Maalesef sendikalar sınıf mücadelesinin gerisinde kaldılar. Dünyada ve Türkiye’de süren küresel mali krizin bedeli işçi sınıfına yüklenirken ve işçi sınıfı daha da yoksullaşırken, sendikal bürokrasilerin fabrikaları örgütlemek gibi bir niyetleri yok! Ellerindeki mevcut üyeler ve o üyelerden gelen aidatlar kendilerine yetiyor sanırım. Kendi lüks yaşamlarını bırakıp gerçekten mücadele vermek gibi bir niyetleri yok. Hali hazırda fabrika önlerindeki direnişler işçilerin kendiliğinden örgütlenip sendikaya üye olmaları sendikaların çalıştığı anlamına gelmiyor. Tam tersine birçok bürokratik sendika yönetimi, yükselen bu mücadelelerin ateşini söndürerek mücadelelerin kazanım olmadan bitmesine neden oluyor.
Sanayi havzalarında yükselen direnişler ve bu direnişlerin kazanımla bitmesi ve daha da yayılması için siyasi dergi, kurum, dernek ve partilerin desteği gerekiyor. İşçi sınıfının gerçek taleplerini dile getirmesi ve yaygınlaşması için siyasi kurumların mücadelenin içinde yer almaları ve işçilerle birlikte çalışmaları gerekiyor. Yükselen direnişler ve talepleri kendi yayın organlarında paylaşıp, hem işverene karşı mücadelede fiilen işçilerin yanında olmaları gerekiyor. Bir yandan da sendikal bürokrasilere şirin görünmek yerine, sendikalara baskı yapıp onları mücadelelerin kazanımı için çalışır duruma getirmeleri gerekiyor.

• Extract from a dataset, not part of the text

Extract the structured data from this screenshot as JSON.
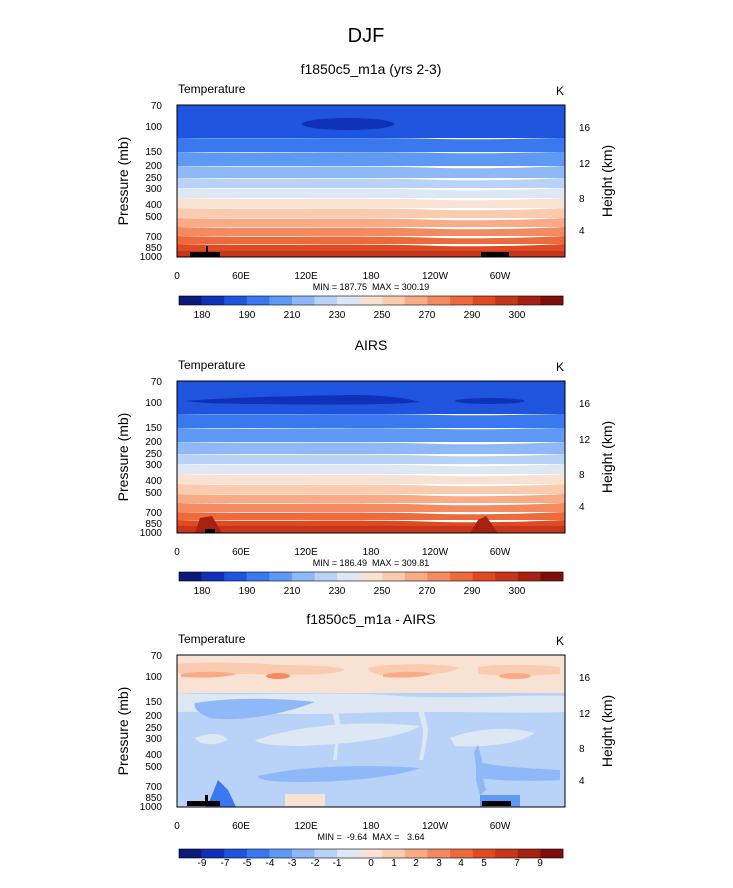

Maalesef siyasi dostlarımızın önemli bir kesimi işçi sınıfının verdiği bu mücadeleden uzaklar. Sınıf mücadelesinin yanında olduklarını söyleseler de fiilen aslında sınıf mücadelesinden uzaklar ya da anlamıyorlar. Sadece hali hazırda süren direnişleri ziyaret edip, “biz de bu direnişe gittik, oradaydık.” rolünü üslenmeye çalışıyorlar. Ne mücadelenin içindeler, ne de işçileri anlıyorlar! Reklam ve siyasi olarak bir işçiyi kazanma çalışması genellikle direnişlere faydadan çok zarar veriyor. Yani gerçek mücadeleden uzaklar. Ondan dolayı işçi sınıfına hitap etmiyorlar ve sınıf içerisinde büyümüyorlar. Bazılarının sınıf içerisinde kökleşmek gibi bir derdi de yok.
Başa dönecek olursak birçok siyasi kurum1 Mayıs işçi bayramında işçi sınıfından uzak, sadece kendi gövdesinin reklamını yaptı. Attıkları sloganların ve taleplerin birçoğunun da gerçeği temsil ettiğini düşünmüyorum. Sendikal bürokrasiler de aynı şekilde işçi sınıfının yanında olduklarını söylüyorlar, bundan dolayı alanlarda olduklarını söylüyorlar ama sadece o gün alana geliyorlar. Haricinde sınıf mücadelesinin içinde yer almalılar. Mevcut sisteme, patronlara ve iktidara hizmet etmenin peşindeki sendikalar sürekli teşhir edilmeli, işçi sınıfının derdinde olmayanlar işçi sınıfı saflarından dışarı!